Reformed Reflections

The Reality of Heaven-Study

Is Heaven Boring?
No Twelve

"Time flies, death urges, ... heaven invites, hell threatens," wrote the British poet Edward Young (1683-1765). What is so inviting about heaven? If secular persons ever think about heaven, they imagine a ghost-like being sitting on a cloud playing a harp and singing forever. Or they vaguely remember the images of heaven they heard about in their childhood: walls of emerald, sapphire, and jasper, streets of gold, and pearly gates. Many Christians, when they speak about heaven, present a bland picture hardly recognizable from a Biblical perspective. They usually say, "When we die, we will go to heaven. We will see our loved ones, we will praise Jesus all day long, and we will be happy." But they can't imagine how praising Jesus could be their focus for eternity. And they can't picture themselves being happy when all their comforts enjoyed in life are absent.

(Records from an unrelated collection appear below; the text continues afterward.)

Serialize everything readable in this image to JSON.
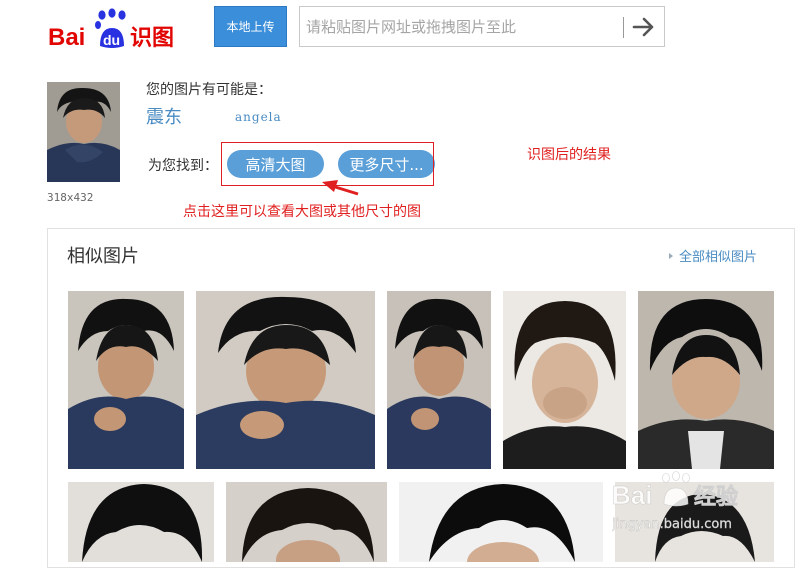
{
  "logo": {
    "bai": "Bai",
    "du": "du",
    "suffix": "识图"
  },
  "header": {
    "upload_label": "本地上传",
    "search_placeholder": "请粘贴图片网址或拖拽图片至此",
    "arrow_icon": "arrow-right-icon"
  },
  "result": {
    "size_text": "318x432",
    "maybe_text": "您的图片有可能是：",
    "guess_1": "震东",
    "guess_2": "angela",
    "found_label": "为您找到：",
    "hd_button": "高清大图",
    "more_sizes_button": "更多尺寸...",
    "annotation_right": "识图后的结果",
    "annotation_below": "点击这里可以查看大图或其他尺寸的图"
  },
  "similar": {
    "title": "相似图片",
    "all_link": "全部相似图片"
  },
  "watermark": {
    "brand": "Bai",
    "brand_cn": "经验",
    "url": "jingyan.baidu.com"
  },
  "colors": {
    "accent": "#3b8ed9",
    "link": "#4a8bc2",
    "annotation": "#e02020",
    "baidu_red": "#e10602",
    "baidu_blue": "#2932e1"
  }
}
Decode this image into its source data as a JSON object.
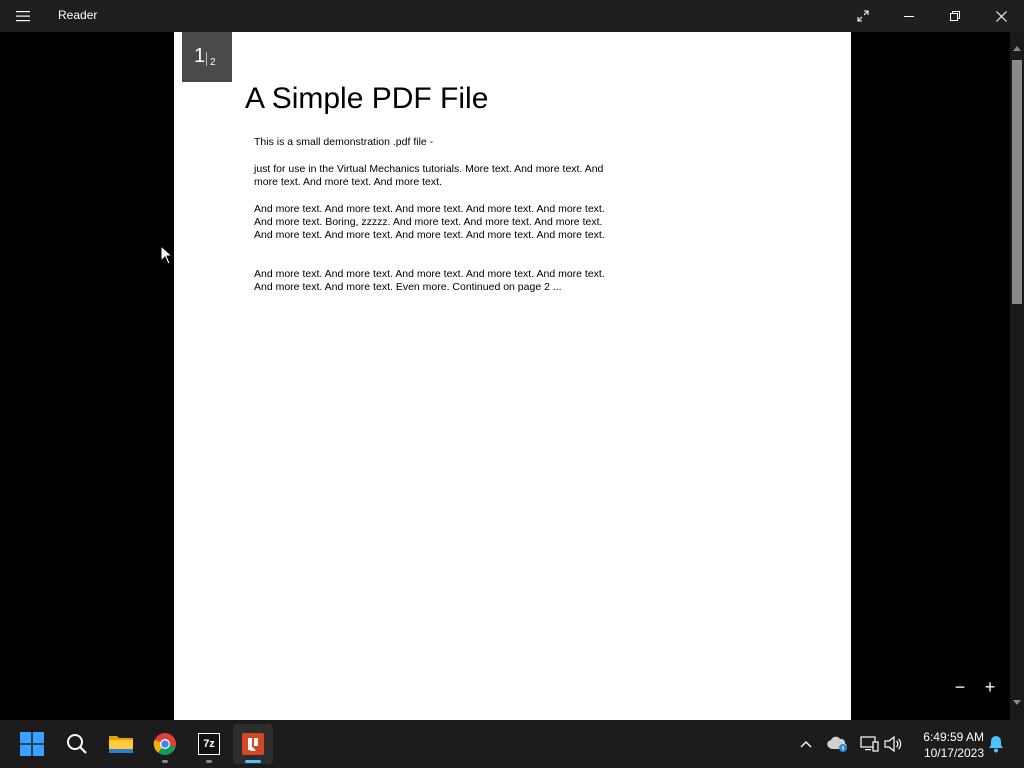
{
  "window": {
    "title": "Reader"
  },
  "document": {
    "current_page": "1",
    "total_pages": "2",
    "title": "A Simple PDF File",
    "paragraphs": [
      "This is a small demonstration .pdf file -",
      "just for use in the Virtual Mechanics tutorials. More text. And more text. And more text. And more text. And more text.",
      "And more text. And more text. And more text. And more text. And more text. And more text. Boring, zzzzz. And more text. And more text. And more text. And more text. And more text. And more text. And more text. And more text.",
      "And more text. And more text. And more text. And more text. And more text. And more text. And more text. Even more. Continued on page 2 ..."
    ]
  },
  "zoom": {
    "out_label": "−",
    "in_label": "+"
  },
  "taskbar": {
    "apps": [
      "start-icon",
      "search-icon",
      "file-explorer-icon",
      "chrome-icon",
      "7zip-icon",
      "reader-icon"
    ],
    "seven_zip_label": "7z"
  },
  "clock": {
    "time": "6:49:59 AM",
    "date": "10/17/2023"
  },
  "colors": {
    "titlebar": "#1f1f1f",
    "taskbar": "#1c1c1c",
    "active_indicator": "#4cc2ff",
    "reader_red": "#d24726"
  }
}
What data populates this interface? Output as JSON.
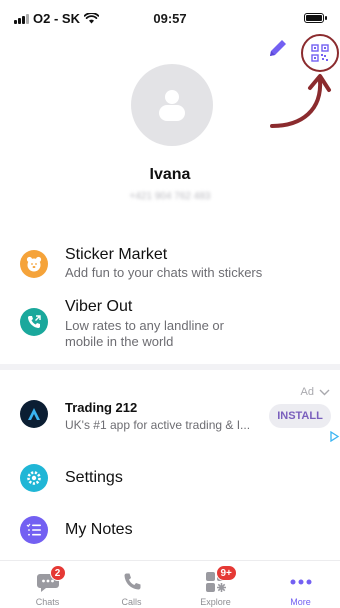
{
  "status_bar": {
    "carrier": "O2 - SK",
    "time": "09:57"
  },
  "header": {
    "edit_icon": "pencil-icon",
    "qr_icon": "qr-code-icon"
  },
  "profile": {
    "name": "Ivana",
    "phone": "+421 904 762 483",
    "avatar_icon": "person-placeholder-icon"
  },
  "menu": {
    "sticker_market": {
      "title": "Sticker Market",
      "subtitle": "Add fun to your chats with stickers",
      "icon": "sticker-bear-icon",
      "icon_color": "#f5a33a"
    },
    "viber_out": {
      "title": "Viber Out",
      "subtitle_line1": "Low rates to any landline or",
      "subtitle_line2": "mobile in the world",
      "icon": "phone-out-icon",
      "icon_color": "#1aa89c"
    },
    "settings": {
      "title": "Settings",
      "icon": "gear-icon",
      "icon_color": "#20b6d6"
    },
    "my_notes": {
      "title": "My Notes",
      "icon": "notes-checklist-icon",
      "icon_color": "#7360f2"
    }
  },
  "ad": {
    "label": "Ad",
    "title": "Trading 212",
    "description": "UK's #1 app for active trading & I...",
    "install_label": "INSTALL"
  },
  "tabs": [
    {
      "label": "Chats",
      "icon": "chat-bubble-icon",
      "badge": "2"
    },
    {
      "label": "Calls",
      "icon": "phone-icon"
    },
    {
      "label": "Explore",
      "icon": "explore-grid-icon",
      "badge": "9+"
    },
    {
      "label": "More",
      "icon": "more-dots-icon",
      "active": true
    }
  ],
  "colors": {
    "accent": "#7360f2",
    "annotation": "#8b2b2e",
    "badge": "#e53935"
  }
}
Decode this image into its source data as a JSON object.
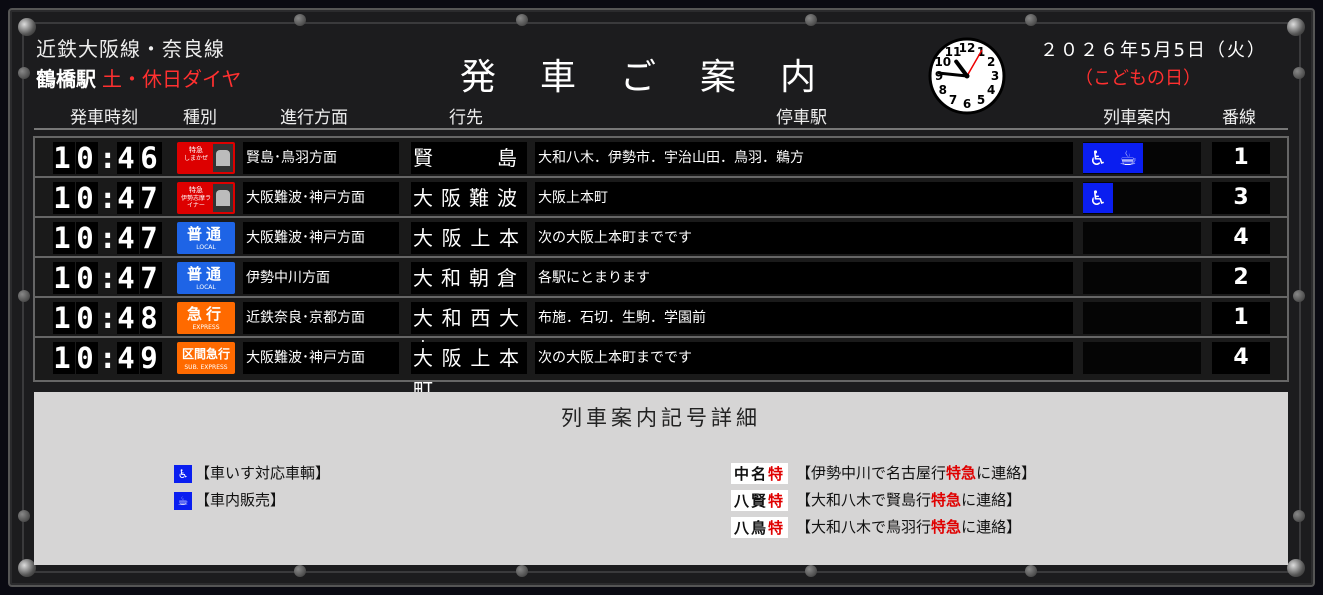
{
  "header": {
    "line": "近鉄大阪線・奈良線",
    "station": "鶴橋駅",
    "diagram": "土・休日ダイヤ",
    "title": "発車ご案内",
    "date": "２０２６年5月5日（火）",
    "holiday": "（こどもの日）"
  },
  "clock": {
    "numbers": [
      "12",
      "1",
      "2",
      "3",
      "4",
      "5",
      "6",
      "7",
      "8",
      "9",
      "10",
      "11"
    ],
    "hour": 10,
    "minute": 46,
    "second": 5
  },
  "columns": {
    "time": "発車時刻",
    "type": "種別",
    "direction": "進行方面",
    "destination": "行先",
    "stops": "停車駅",
    "info": "列車案内",
    "platform": "番線"
  },
  "rows": [
    {
      "time": [
        "1",
        "0",
        "4",
        "6"
      ],
      "type": "特急",
      "type_sub": "しまかぜ",
      "type_kind": "ltd",
      "direction": "賢島･鳥羽方面",
      "destination": "賢　　島",
      "stops": "大和八木．伊勢市．宇治山田．鳥羽．鵜方",
      "icons": [
        "wheelchair-icon",
        "shop-icon"
      ],
      "platform": "1"
    },
    {
      "time": [
        "1",
        "0",
        "4",
        "7"
      ],
      "type": "特急",
      "type_sub": "伊勢志摩ライナー",
      "type_kind": "ltd",
      "direction": "大阪難波･神戸方面",
      "destination": "大阪難波",
      "stops": "大阪上本町",
      "icons": [
        "wheelchair-icon"
      ],
      "platform": "3"
    },
    {
      "time": [
        "1",
        "0",
        "4",
        "7"
      ],
      "type": "普通",
      "type_sub": "LOCAL",
      "type_kind": "local",
      "direction": "大阪難波･神戸方面",
      "destination": "大阪上本町",
      "stops": "次の大阪上本町までです",
      "icons": [],
      "platform": "4"
    },
    {
      "time": [
        "1",
        "0",
        "4",
        "7"
      ],
      "type": "普通",
      "type_sub": "LOCAL",
      "type_kind": "local",
      "direction": "伊勢中川方面",
      "destination": "大和朝倉",
      "stops": "各駅にとまります",
      "icons": [],
      "platform": "2"
    },
    {
      "time": [
        "1",
        "0",
        "4",
        "8"
      ],
      "type": "急行",
      "type_sub": "EXPRESS",
      "type_kind": "express",
      "direction": "近鉄奈良･京都方面",
      "destination": "大和西大寺",
      "stops": "布施．石切．生駒．学園前",
      "icons": [],
      "platform": "1"
    },
    {
      "time": [
        "1",
        "0",
        "4",
        "9"
      ],
      "type": "区間急行",
      "type_sub": "SUB. EXPRESS",
      "type_kind": "subexpress",
      "direction": "大阪難波･神戸方面",
      "destination": "大阪上本町",
      "stops": "次の大阪上本町までです",
      "icons": [],
      "platform": "4"
    }
  ],
  "type_colors": {
    "ltd": "#d00000",
    "local": "#1e64e6",
    "express": "#ff6a00",
    "subexpress": "#ff6a00"
  },
  "legend": {
    "title": "列車案内記号詳細",
    "wheelchair": "【車いす対応車輌】",
    "shop": "【車内販売】",
    "codes": [
      {
        "code_a": "中名",
        "code_b": "特",
        "pre": "【伊勢中川で名古屋行",
        "hl": "特急",
        "post": "に連絡】"
      },
      {
        "code_a": "八賢",
        "code_b": "特",
        "pre": "【大和八木で賢島行",
        "hl": "特急",
        "post": "に連絡】"
      },
      {
        "code_a": "八鳥",
        "code_b": "特",
        "pre": "【大和八木で鳥羽行",
        "hl": "特急",
        "post": "に連絡】"
      }
    ]
  }
}
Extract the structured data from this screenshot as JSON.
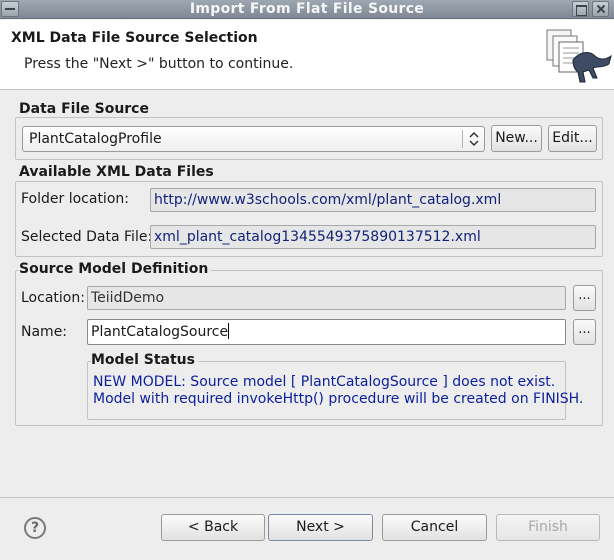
{
  "window": {
    "title": "Import From Flat File Source"
  },
  "header": {
    "title": "XML Data File Source Selection",
    "message": "Press the \"Next >\" button to continue."
  },
  "data_file_source": {
    "group_label": "Data File Source",
    "selected": "PlantCatalogProfile",
    "new_label": "New...",
    "edit_label": "Edit..."
  },
  "available_files": {
    "group_label": "Available XML Data Files",
    "folder_label": "Folder location:",
    "folder_value": "http://www.w3schools.com/xml/plant_catalog.xml",
    "selected_label": "Selected Data File:",
    "selected_value": "xml_plant_catalog1345549375890137512.xml"
  },
  "source_model": {
    "group_label": "Source Model Definition",
    "location_label": "Location:",
    "location_value": "TeiidDemo",
    "name_label": "Name:",
    "name_value": "PlantCatalogSource",
    "browse_label": "...",
    "status": {
      "label": "Model Status",
      "line1": "NEW MODEL: Source model [ PlantCatalogSource ] does not exist.",
      "line2": "Model with required invokeHttp() procedure will be created on FINISH."
    }
  },
  "footer": {
    "help_label": "?",
    "back_label": "< Back",
    "next_label": "Next >",
    "cancel_label": "Cancel",
    "finish_label": "Finish"
  }
}
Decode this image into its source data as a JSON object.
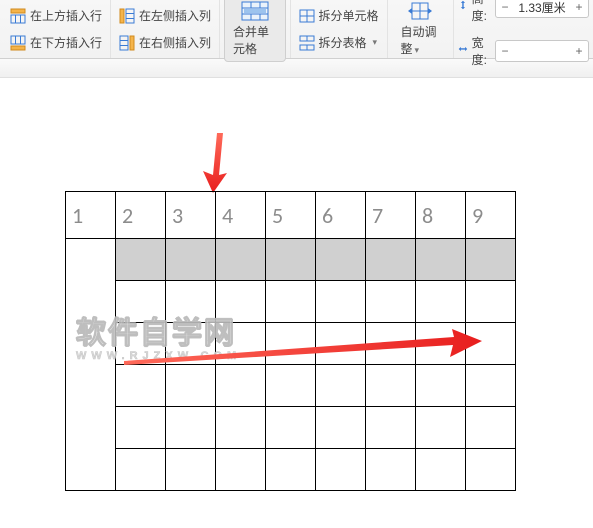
{
  "ribbon": {
    "insert": {
      "row_above": "在上方插入行",
      "row_below": "在下方插入行",
      "col_left": "在左侧插入列",
      "col_right": "在右侧插入列"
    },
    "merge": "合并单元格",
    "split_cells": "拆分单元格",
    "split_table": "拆分表格",
    "autofit": "自动调整",
    "height_label": "高度:",
    "width_label": "宽度:",
    "height_value": "1.33厘米",
    "width_value": "",
    "minus": "−",
    "plus": "+",
    "dd": "▾"
  },
  "table": {
    "headers": [
      "1",
      "2",
      "3",
      "4",
      "5",
      "6",
      "7",
      "8",
      "9"
    ]
  },
  "watermark": {
    "line1": "软件自学网",
    "line2": "WWW.RJZXW.COM"
  }
}
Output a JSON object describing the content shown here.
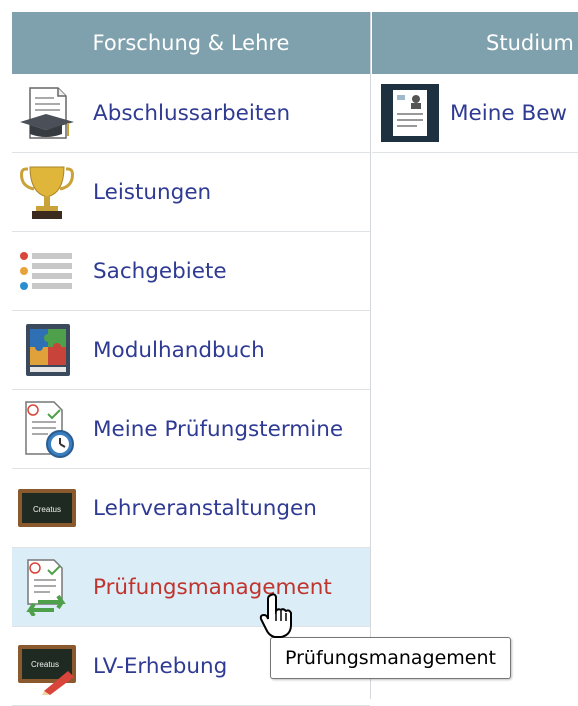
{
  "columns": [
    {
      "header": "Forschung & Lehre",
      "items": [
        {
          "label": "Abschlussarbeiten",
          "icon": "thesis-graduation-cap-icon"
        },
        {
          "label": "Leistungen",
          "icon": "trophy-icon"
        },
        {
          "label": "Sachgebiete",
          "icon": "category-list-icon"
        },
        {
          "label": "Modulhandbuch",
          "icon": "puzzle-book-icon"
        },
        {
          "label": "Meine Prüfungstermine",
          "icon": "exam-clock-icon"
        },
        {
          "label": "Lehrveranstaltungen",
          "icon": "chalkboard-icon"
        },
        {
          "label": "Prüfungsmanagement",
          "icon": "exam-management-icon"
        },
        {
          "label": "LV-Erhebung",
          "icon": "chalkboard-pencil-icon"
        }
      ]
    },
    {
      "header": "Studium",
      "items": [
        {
          "label": "Meine Bew",
          "icon": "application-document-icon"
        }
      ]
    }
  ],
  "chalkboard_text": "Сreatus",
  "tooltip": "Prüfungsmanagement",
  "hovered_item": "Prüfungsmanagement",
  "colors": {
    "header_bg": "#7fa1ad",
    "link": "#2f3b93",
    "link_hover": "#c0342e",
    "hover_row": "#dbeef7"
  },
  "cursor": "hand-pointer-icon"
}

Why do we find it so difficult to imagine life in heaven? The core difficulty is that we try to grasp the reality of heaven while we are still bound by earth, time and self. We are tied to jobs, homes, the kids and a pension plan. Our activities have a beginning and an end. We go to bed at night and get up in the morning. But heaven is different. There is no time clock to punch. There is a beginning but no end. It is this endless living that threatens to be boring. And on earth we focus on our careers, our families, our mortgage payments. In heaven all these things are no longer necessary. But how can heaven be boring when we are allowed to experience in all perfection that famous answer in the Westminister Catechism: " The chief end of man is to glorify God and enjoy Him forever?" Notice that it says that we shall not be enjoying ourselves - but God. Think of the church triumphant caught up in enjoying God forever. When we get to join her, we will be surprised by what it means to enjoy God. Heaven is also a place where the redeemed live together as mature adults, basking in the open sun of God's face. The children of God, who were mentally disabled on earth, awake on the other side of the grave as mature members of Christ's body, healed by the great Physician. In heaven, we won't speak about children or elderly people. As in heaven there is no time, there is neither young nor old. All saints have the same level of maturity. And heaven is a place of infinite continuous expansion of knowledge and discovery. Moral perfection does not do away with progress. Adam in paradise was perfect but not all knowing. He was given the cultural mandate (Gen. 1:28). Jesus, the second Adam, was perfect and yet the Bible says that He grew in wisdom and knowledge (Luke 2:40). Does heaven still sound dull and boring? It is an inviting place!